Co mogliśmy, to zrobiliśmy; więcej nic chyba nie można już zrobić; marszałek właściwie decyduje sam o sobie. Przyzwoitość nakazywałaby, żeby nie być sędzią we własnej sprawie - powiedział senator PiS Marek Martynowski, odnosząc się do wniosku w sprawie uchylenia immunitetu marszałka Senatu.

"My co mogliśmy, to już zrobiliśmy, więcej tutaj chyba nie można zrobić" - powiedział PAP senator PiS Marek Martynowski pytany o sprawę wniosku o uchylenie immunitetu marszałkowi Senatu Tomaszowi Grodzkiemu.

"Prosiliśmy, żeby mogła się zebrać komisja regulaminowa, która mogłaby się zaznajomić z informacjami prokuratury na temat pana marszałka Grodzkiego, ale przewodniczący komisji regulaminowej pan senator Rybicki odpisał nam, że nie ma informacji od marszałka Grodzkiego i prokuratury, w związku z czym jeśli nie ma informacji, to nie ma o czym debatować" - dodał Martynowski. "To takie kółko zamknięte; pan marszałek Grodzki nie chce dać tych materiałów, twierdzi, że prawnicy Biura Legislacyjnego Senatu nad tym pracują, no i my jesteśmy w kropce; pan marszałek właściwie decyduje sam o sobie" - ocenił.

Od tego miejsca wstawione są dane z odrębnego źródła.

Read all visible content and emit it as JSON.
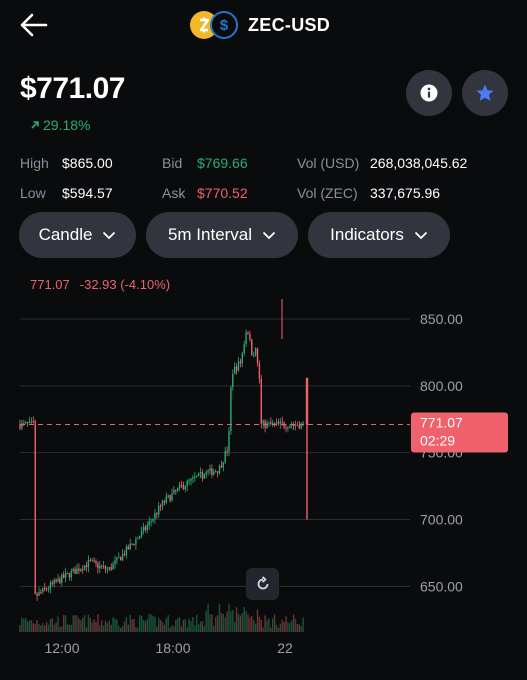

Polityk zaznaczył, że "zwykła przyzwoitość nakazywałaby, żeby nie być sędzią we własnej sprawie, i żeby to senatorowie zadecydowali, czy to wystarczy czy nie".

O złożeniu wniosku o wyrażenie zgody na pociągnięcie do odpowiedzialności karnej marszałka Senatu Tomasza Grodzkiego (KO) prokuratura poinformowała 22 marca; wniosek dotyczy "podejrzenia przyjęcia korzyści majątkowych od pacjentów lub ich bliskich w czasie, gdy Tomasz Grodzki był dyrektorem szpitala specjalistycznego w Szczecinie i ordynatorem tamtejszego Oddziału Chirurgii Klatki Piersiowej".

Władze Senatu w połowie kwietnia odesłały prokuraturze wniosek z wezwaniem do uzupełnienia braków formalnych. Zdaniem senackich prawników uzasadnienie i treść żądania były niespójne, a wniosek podpisał zastępca prokuratora generalnego, bez zawartego upoważnienia zwierzchnika. Prokuratura Krajowa skierowała do Izby Wyższej uzupełniony wniosek.

Pod koniec kwietnia Grodzki powiedział PAP, że poprawiony wniosek "będzie procedowany normalnym trybem, tzn. najpierw ocena, czy spełnia wymogi formalne, a następnie, jeśli wniosek będzie pod tym względem poprawny, to trafi do komisji regulaminowej".

Grodzki wielokrotnie zapewniał, że formułowane pod jego adresem zarzuty dotyczące korupcji nie mają podstaw. "Nigdy nie uzależniałem żadnej operacji od wpłaty jakiejkolwiek łapówki na moją rzecz" - mówił Grodzki w grudniu 2019 r., gdy tylko pierwsze doniesienia na ten temat pojawiły się w Radiu Szczecin.

Wniosek prokuratury o uchylenie immunitetu senatora trafia do marszałka Izby, który - po stwierdzeniu przez senackich ekspertów, czy spełnia warunki formalne - kieruje wniosek do Komisji Regulaminowej, Etyki i Spraw Senatorskich. Ta, po zbadaniu wniosku, kieruje do całego Senatu swoją opinię w danej sprawie. Senat podejmuje decyzję dotyczącą immunitetu senatora bezwzględną większością głosów.